According to Kohn's letter, in January 2002, Greenhouse sent an investigative team to review the Halliburton operation in the Balkans. After which she reported: "The general feeling in the theater is that the contractor (KBR) is 'out of control'" and was able to manipulate Corps of Engineer officials.
The Balkan's contract was scheduled to expire no later than May 27, 2004. However, it was extended without Greenhouse's knowledge, after a search for other contractors was stopped. Although the contract was originally awarded a "compelling emergency" exception, the extended contract was awarded under another exception, that KBR was the "one and only source."
Nothing was ever done about the illegal contracts awarded to Halliburton.
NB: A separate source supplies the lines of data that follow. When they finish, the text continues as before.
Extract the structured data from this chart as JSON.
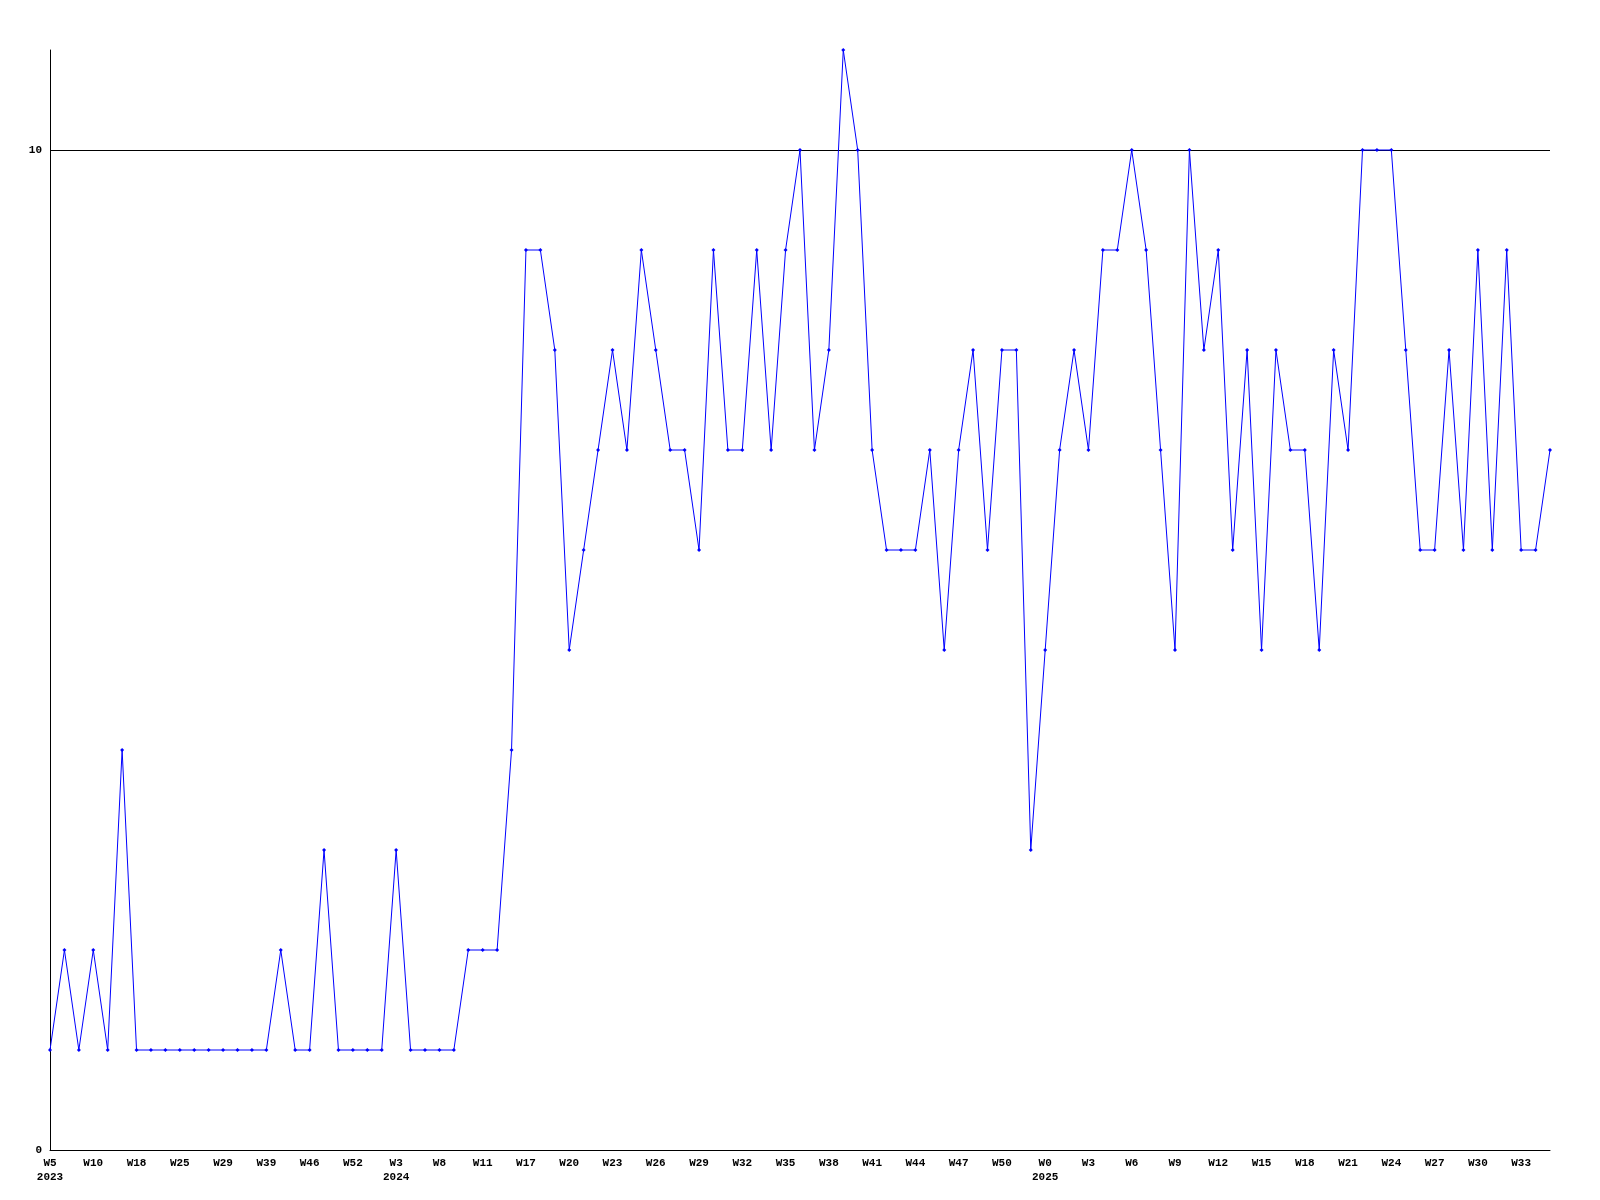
{
  "chart_data": {
    "type": "line",
    "categories": [
      "W5\n2023",
      null,
      null,
      "W10",
      null,
      null,
      "W18",
      null,
      null,
      "W25",
      null,
      null,
      "W29",
      null,
      null,
      "W39",
      null,
      null,
      "W46",
      null,
      null,
      "W52",
      null,
      null,
      "W3\n2024",
      null,
      null,
      "W8",
      null,
      null,
      "W11",
      null,
      null,
      "W17",
      null,
      null,
      "W20",
      null,
      null,
      "W23",
      null,
      null,
      "W26",
      null,
      null,
      "W29",
      null,
      null,
      "W32",
      null,
      null,
      "W35",
      null,
      null,
      "W38",
      null,
      null,
      "W41",
      null,
      null,
      "W44",
      null,
      null,
      "W47",
      null,
      null,
      "W50",
      null,
      null,
      "W0\n2025",
      null,
      null,
      "W3",
      null,
      null,
      "W6",
      null,
      null,
      "W9",
      null,
      null,
      "W12",
      null,
      null,
      "W15",
      null,
      null,
      "W18",
      null,
      null,
      "W21",
      null,
      null,
      "W24",
      null,
      null,
      "W27",
      null,
      null,
      "W30",
      null,
      null,
      "W33",
      null,
      null
    ],
    "series": [
      {
        "color": "#0000ff",
        "values": [
          1,
          2,
          1,
          2,
          1,
          4,
          1,
          1,
          1,
          1,
          1,
          1,
          1,
          1,
          1,
          1,
          2,
          1,
          1,
          3,
          1,
          1,
          1,
          1,
          3,
          1,
          1,
          1,
          1,
          2,
          2,
          2,
          4,
          9,
          9,
          8,
          5,
          6,
          7,
          8,
          7,
          9,
          8,
          7,
          7,
          6,
          9,
          7,
          7,
          9,
          7,
          9,
          10,
          7,
          8,
          11,
          10,
          7,
          6,
          6,
          6,
          7,
          5,
          7,
          8,
          6,
          8,
          8,
          3,
          5,
          7,
          8,
          7,
          9,
          9,
          10,
          9,
          7,
          5,
          10,
          8,
          9,
          6,
          8,
          5,
          8,
          7,
          7,
          5,
          8,
          7,
          10,
          10,
          10,
          8,
          6,
          6,
          8,
          6,
          9,
          6,
          9,
          6,
          6,
          7
        ]
      }
    ],
    "ylim": [
      0,
      11
    ],
    "yticks": [
      0,
      10
    ],
    "grid": "y",
    "marker": "diamond",
    "line_style": "solid"
  }
}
Instead, less than a year after she reported these blatant violations of procurement law, Bush decided to bust the Whistleblower, Ms Greenhouse.
The August 29, 2005 New York Times reports: "A top Army contracting official who criticized a large, noncompetitive contract with the Halliburton Company for work in Iraq was demoted Saturday for what the Army called poor job performance.
"The official, Bunnatine H. Greenhouse," the Times wrote, "has worked in military procurement for 20 years and for the past several years had been the chief overseer of contracts at the Army Corps of Engineers, the agency that has managed much of the reconstruction work in Iraq."